CHAPTER I
TITUS OATES
Titus Oates has justly been considered one of the world’s great impostors. By birth he was an Anabaptist, by prudence a clergyman, by profession a perjurer. From an obscure and beggarly existence he raised himself to opulence and an influence more than episcopal, and, when he fell, it was with the fame of having survived the finest flogging ever inflicted. De Quincey considered the murder of Godfrey to be the most artistic performance of the seventeenth century. It was far surpassed by the products of Oates’ roving imagination. To the connoisseur of murder the mystery of Godfrey’s death may be more exhilarating, but in the field of broad humour Oates bears the palm. There is, after all, something laughable about the rascal. His gross personality had in it a comic strain. He could not only invent but, when unexpected events occurred, adapt them on the instant to his own end. His coarse tongue was not without a kind of wit. Whenever he appears on the scene, as has been said of Jeffreys, we may be sure of good sport. Yet to his victims he was an emblem of tragic injustice. Very serious were his lies to the fifteen men whom he brought to death. The world was greedy of horrors, and Oates sounded the alarm at the crucial moment. In the game he went on to play the masterstrokes were his. Those who would reduce him to a subordinate of his associate Dr. Tonge, the hare-brained parson whose quarterly denunciations of Rome failed to arouse the interest of Protestant London, have strangely misunderstood his character. Tonge was a necessary go-between, but Oates the supreme mover of diabolical purpose.
In the year of the execution of King Charles the First Titus Oates was born at Oakham in the county of Rutland. His father, Samuel Oates, son of the rector of Marsham in Norfolk, had graduated from Corpus College, Cambridge, and received orders from the hands of the Bishop of Norwich. On the advent of the Puritan Revolution he turned Anabaptist, and achieved fame in the eastern counties as a Dipper of energy and sanctity. In 1650 he became chaplain to Colonel Pride’s regiment, and four years later had the distinction of being arrested by Monk for seditious practices in Scotland. The Restoration returned him to the bosom of the established church, and in 1666 he was presented by Sir Richard Barker to the rectory of All Saints’ at Hastings. Shortly before, his son Titus went his ways to seek education and a livelihood in the world as a scholar. Ejected in turn from Merchant Taylors’ School and Gonville and Caius, Cambridge, he found a refuge at St. John’s College, and some three years later was instituted to the vicarage of Bobbing in Kent. “By the same token,” it was remarked, “the plague and he visited Cambridge at the same time.”
Oates was a bird of passage. He obtained a license not to reside in his parish, and went to visit his father at Hastings. Long time did not pass before he took wing again. He had already once been indicted for perjury, though no further proceedings were taken in the case.[1] Now he conspired with his father to bring an odious charge against the schoolmaster of Hastings, who had incurred his enmity.

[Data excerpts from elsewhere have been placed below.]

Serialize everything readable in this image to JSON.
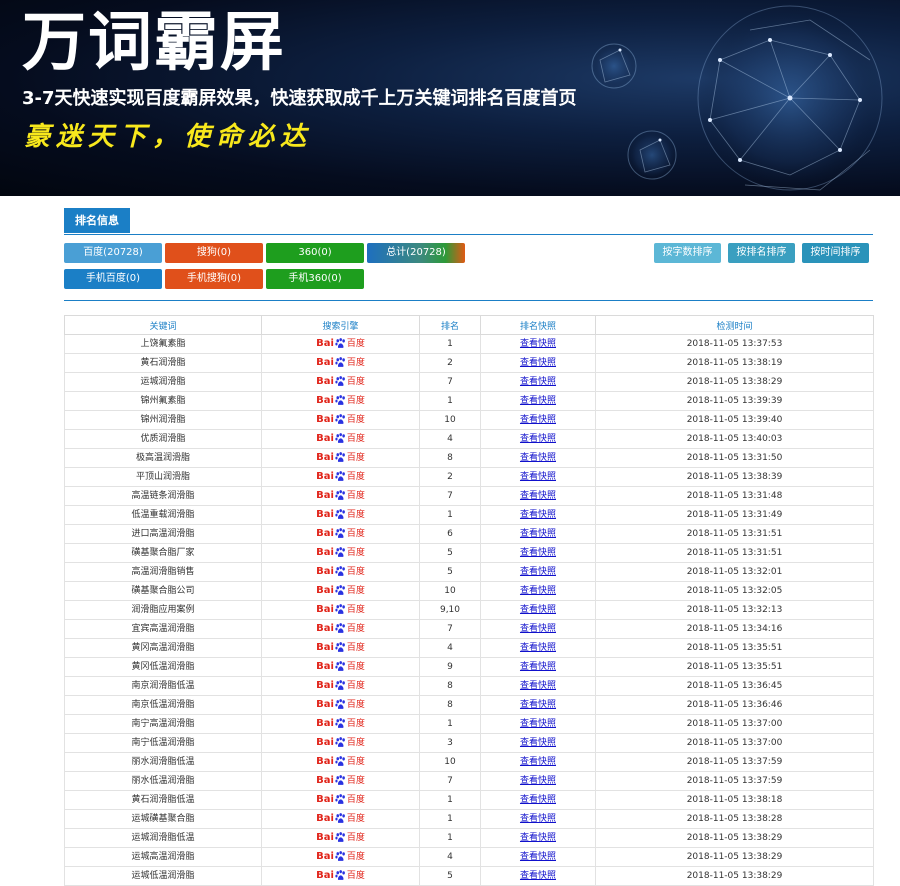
{
  "banner": {
    "title": "万词霸屏",
    "subtitle": "3-7天快速实现百度霸屏效果，快速获取成千上万关键词排名百度首页",
    "slogan": "豪迷天下，使命必达"
  },
  "section_tab": "排名信息",
  "filters": {
    "baidu": "百度(20728)",
    "sogou": "搜狗(0)",
    "s360": "360(0)",
    "total": "总计(20728)",
    "m_baidu": "手机百度(0)",
    "m_sogou": "手机搜狗(0)",
    "m_360": "手机360(0)"
  },
  "sort": {
    "by_chars": "按字数排序",
    "by_rank": "按排名排序",
    "by_time": "按时间排序"
  },
  "table": {
    "headers": [
      "关键词",
      "搜索引擎",
      "排名",
      "排名快照",
      "检测时间"
    ],
    "engine_logo": {
      "left": "Bai",
      "right": "百度"
    },
    "rows": [
      {
        "keyword": "上饶氟素脂",
        "rank": "1",
        "snapshot": "查看快照",
        "time": "2018-11-05 13:37:53"
      },
      {
        "keyword": "黄石润滑脂",
        "rank": "2",
        "snapshot": "查看快照",
        "time": "2018-11-05 13:38:19"
      },
      {
        "keyword": "运城润滑脂",
        "rank": "7",
        "snapshot": "查看快照",
        "time": "2018-11-05 13:38:29"
      },
      {
        "keyword": "锦州氟素脂",
        "rank": "1",
        "snapshot": "查看快照",
        "time": "2018-11-05 13:39:39"
      },
      {
        "keyword": "锦州润滑脂",
        "rank": "10",
        "snapshot": "查看快照",
        "time": "2018-11-05 13:39:40"
      },
      {
        "keyword": "优质润滑脂",
        "rank": "4",
        "snapshot": "查看快照",
        "time": "2018-11-05 13:40:03"
      },
      {
        "keyword": "极高温润滑脂",
        "rank": "8",
        "snapshot": "查看快照",
        "time": "2018-11-05 13:31:50"
      },
      {
        "keyword": "平顶山润滑脂",
        "rank": "2",
        "snapshot": "查看快照",
        "time": "2018-11-05 13:38:39"
      },
      {
        "keyword": "高温链条润滑脂",
        "rank": "7",
        "snapshot": "查看快照",
        "time": "2018-11-05 13:31:48"
      },
      {
        "keyword": "低温重载润滑脂",
        "rank": "1",
        "snapshot": "查看快照",
        "time": "2018-11-05 13:31:49"
      },
      {
        "keyword": "进口高温润滑脂",
        "rank": "6",
        "snapshot": "查看快照",
        "time": "2018-11-05 13:31:51"
      },
      {
        "keyword": "磺基聚合脂厂家",
        "rank": "5",
        "snapshot": "查看快照",
        "time": "2018-11-05 13:31:51"
      },
      {
        "keyword": "高温润滑脂销售",
        "rank": "5",
        "snapshot": "查看快照",
        "time": "2018-11-05 13:32:01"
      },
      {
        "keyword": "磺基聚合脂公司",
        "rank": "10",
        "snapshot": "查看快照",
        "time": "2018-11-05 13:32:05"
      },
      {
        "keyword": "润滑脂应用案例",
        "rank": "9,10",
        "snapshot": "查看快照",
        "time": "2018-11-05 13:32:13"
      },
      {
        "keyword": "宜宾高温润滑脂",
        "rank": "7",
        "snapshot": "查看快照",
        "time": "2018-11-05 13:34:16"
      },
      {
        "keyword": "黄冈高温润滑脂",
        "rank": "4",
        "snapshot": "查看快照",
        "time": "2018-11-05 13:35:51"
      },
      {
        "keyword": "黄冈低温润滑脂",
        "rank": "9",
        "snapshot": "查看快照",
        "time": "2018-11-05 13:35:51"
      },
      {
        "keyword": "南京润滑脂低温",
        "rank": "8",
        "snapshot": "查看快照",
        "time": "2018-11-05 13:36:45"
      },
      {
        "keyword": "南京低温润滑脂",
        "rank": "8",
        "snapshot": "查看快照",
        "time": "2018-11-05 13:36:46"
      },
      {
        "keyword": "南宁高温润滑脂",
        "rank": "1",
        "snapshot": "查看快照",
        "time": "2018-11-05 13:37:00"
      },
      {
        "keyword": "南宁低温润滑脂",
        "rank": "3",
        "snapshot": "查看快照",
        "time": "2018-11-05 13:37:00"
      },
      {
        "keyword": "丽水润滑脂低温",
        "rank": "10",
        "snapshot": "查看快照",
        "time": "2018-11-05 13:37:59"
      },
      {
        "keyword": "丽水低温润滑脂",
        "rank": "7",
        "snapshot": "查看快照",
        "time": "2018-11-05 13:37:59"
      },
      {
        "keyword": "黄石润滑脂低温",
        "rank": "1",
        "snapshot": "查看快照",
        "time": "2018-11-05 13:38:18"
      },
      {
        "keyword": "运城磺基聚合脂",
        "rank": "1",
        "snapshot": "查看快照",
        "time": "2018-11-05 13:38:28"
      },
      {
        "keyword": "运城润滑脂低温",
        "rank": "1",
        "snapshot": "查看快照",
        "time": "2018-11-05 13:38:29"
      },
      {
        "keyword": "运城高温润滑脂",
        "rank": "4",
        "snapshot": "查看快照",
        "time": "2018-11-05 13:38:29"
      },
      {
        "keyword": "运城低温润滑脂",
        "rank": "5",
        "snapshot": "查看快照",
        "time": "2018-11-05 13:38:29"
      }
    ]
  }
}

The charge fell to the ground, Oates’ abominable evidence was proved to be false, and he was thrown into gaol pending an action for a thousand pounds damages.[2] Escape from prison saved him from disaster, and he fled to London. As far as is known, no attempt was made to prosecute him. The men of Hastings were probably rejoiced at his disappearance. There was no profit to be made out of such a culprit as Oates. If he were caught, it would only bring expense and trouble to the authorities. It was the business of no one else to pursue the matter. So Oates went free. Without employment, he managed to obtain the post of chaplain on board a vessel in the Royal Navy. The calling was rather more disreputable than that of the Fleet parson of later times. Discipline on board the king’s ships was chiefly manifest by its absence; under the captaincy of favourites from court the efficiency of the service was maintained only by the rude ability of men who had been bred in it; and the standard expected from the chaplain was “damnably low.” Nevertheless Oates failed to achieve the required measure of respectability. He was expelled upon the same grounds as he had formerly urged against the fortunate schoolmaster.[3]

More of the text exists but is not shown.